Images of Death—Patterns of Dying: Death as a Boundary in Don DeLillo’s Novels White Noise, Underworld, and Cosmopolis
Abstract
In his essay “The Power of History” published in the New York Times in 1997, DeLillo speaks about the novel as a literary form and the impact of the sense of history on writing as a form of expression. Scratching the surface of “Americanness,” in the words of Willem de Koonig, the feeling American artists acquire from time to time is that they are team members participating in the joint effort of writing American history (see DeLillo, “The Power of History”). DeLillo explains that novelists are never team players, and that this process of creating American history also imposes its effects on the writer’s sense of self, or as much as the writer shapes the novel, the process is to the same extent reversal—he acquires formative elements by the result of his writing.

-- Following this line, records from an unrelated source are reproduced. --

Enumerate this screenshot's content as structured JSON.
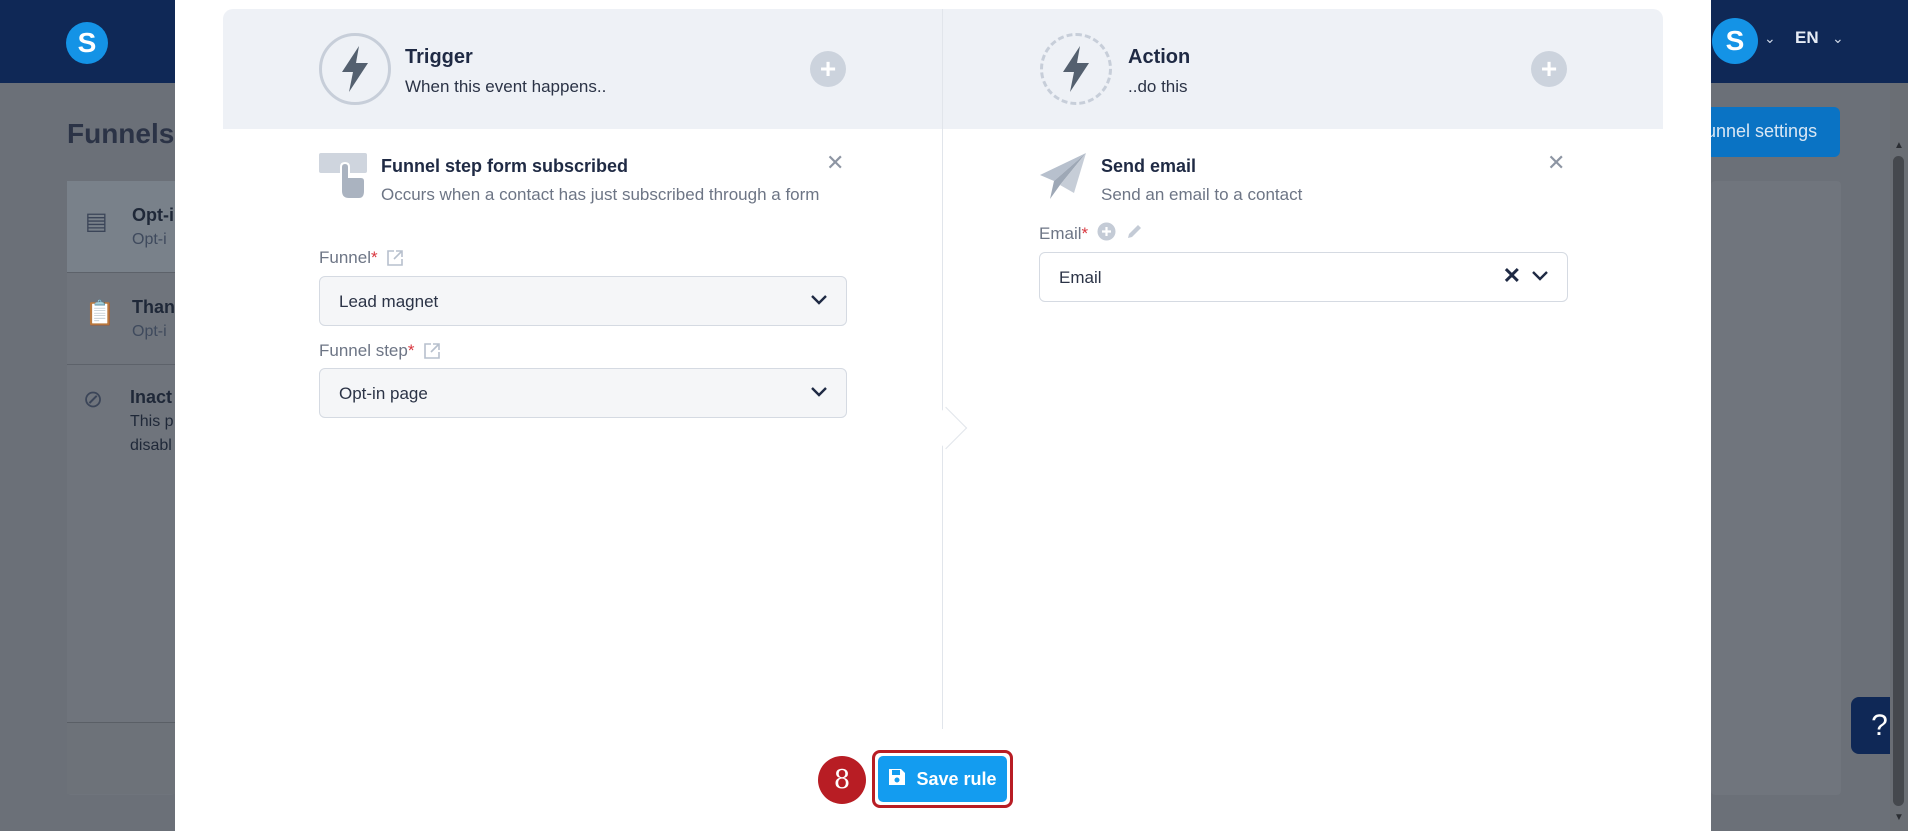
{
  "app": {
    "logo_letter": "S",
    "avatar_letter": "S",
    "language": "EN",
    "page_title": "Funnels",
    "funnel_settings_label": "unnel settings",
    "help_label": "?"
  },
  "background_steps": [
    {
      "title": "Opt-i",
      "subtitle": "Opt-i"
    },
    {
      "title": "Than",
      "subtitle": "Opt-i"
    },
    {
      "title": "Inact",
      "subtitle": "This p",
      "subtitle2": "disabl"
    }
  ],
  "trigger": {
    "title": "Trigger",
    "subtitle": "When this event happens..",
    "card_title": "Funnel step form subscribed",
    "card_desc": "Occurs when a contact has just subscribed through a form",
    "funnel_label": "Funnel",
    "funnel_value": "Lead magnet",
    "step_label": "Funnel step",
    "step_value": "Opt-in page"
  },
  "action": {
    "title": "Action",
    "subtitle": "..do this",
    "card_title": "Send email",
    "card_desc": "Send an email to a contact",
    "email_label": "Email",
    "email_value": "Email"
  },
  "required_mark": "*",
  "save_button": {
    "label": "Save rule"
  },
  "step_badge": "8",
  "colors": {
    "primary": "#139cf0",
    "highlight": "#b81d24",
    "navbar": "#0f2856"
  }
}
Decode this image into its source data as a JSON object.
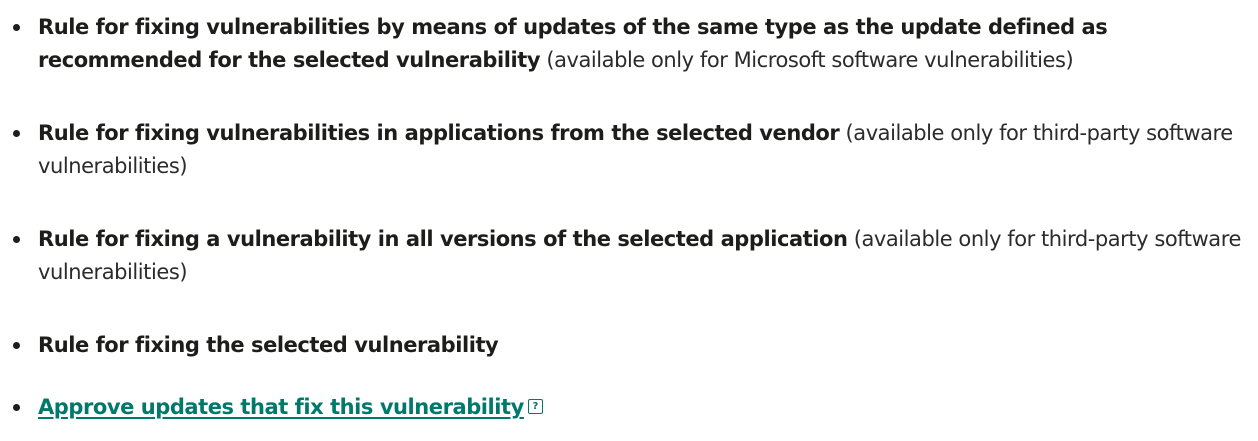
{
  "rules": [
    {
      "title": "Rule for fixing vulnerabilities by means of updates of the same type as the update defined as recommended for the selected vulnerability",
      "note": "(available only for Microsoft software vulnerabilities)"
    },
    {
      "title": "Rule for fixing vulnerabilities in applications from the selected vendor",
      "note": "(available only for third-party software vulnerabilities)"
    },
    {
      "title": "Rule for fixing a vulnerability in all versions of the selected application",
      "note": "(available only for third-party software vulnerabilities)"
    },
    {
      "title": "Rule for fixing the selected vulnerability",
      "note": ""
    }
  ],
  "approve_link": {
    "label": "Approve updates that fix this vulnerability",
    "help_icon": "help-icon",
    "help_glyph": "?"
  },
  "colors": {
    "text": "#1d1d1b",
    "link": "#00796b"
  }
}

Conducted in the environment of present day reality, the “evanescent spectacle of contemporary life,” the process of writing and its outcome are under a strong influence of the fact that “things flash and die,” that they are a process of collapsing time, and that the probably most significant feature of a “cultural drama” performed through the mediated environments is the accelerated consumption and the instant production of waste (“The Power of History”). Compared to the flashing images of the present, documented and locked in time, events from the past present themselves with an unmatched clarity and stability, a sense of greatness that arises from its iconography. Even so, such a recreated and reconstructed past in fiction still speaks not of itself but, in the process of intimization and re-centering by focusing public events through “the small anonymous comers of human experience” (“The Power of History”), it reshapes our perception of the time and social reality we inhabit. Determining the “fireball and mushroom cloud of the nuclear bomb” as the “final iconic fury” and the “final flash of the half-century” (“The Power of History”) DeLillo introduces the theme of death, transformed and transgressing, as one of the key features in the production and circulation of what is perceived as the social reality of the present.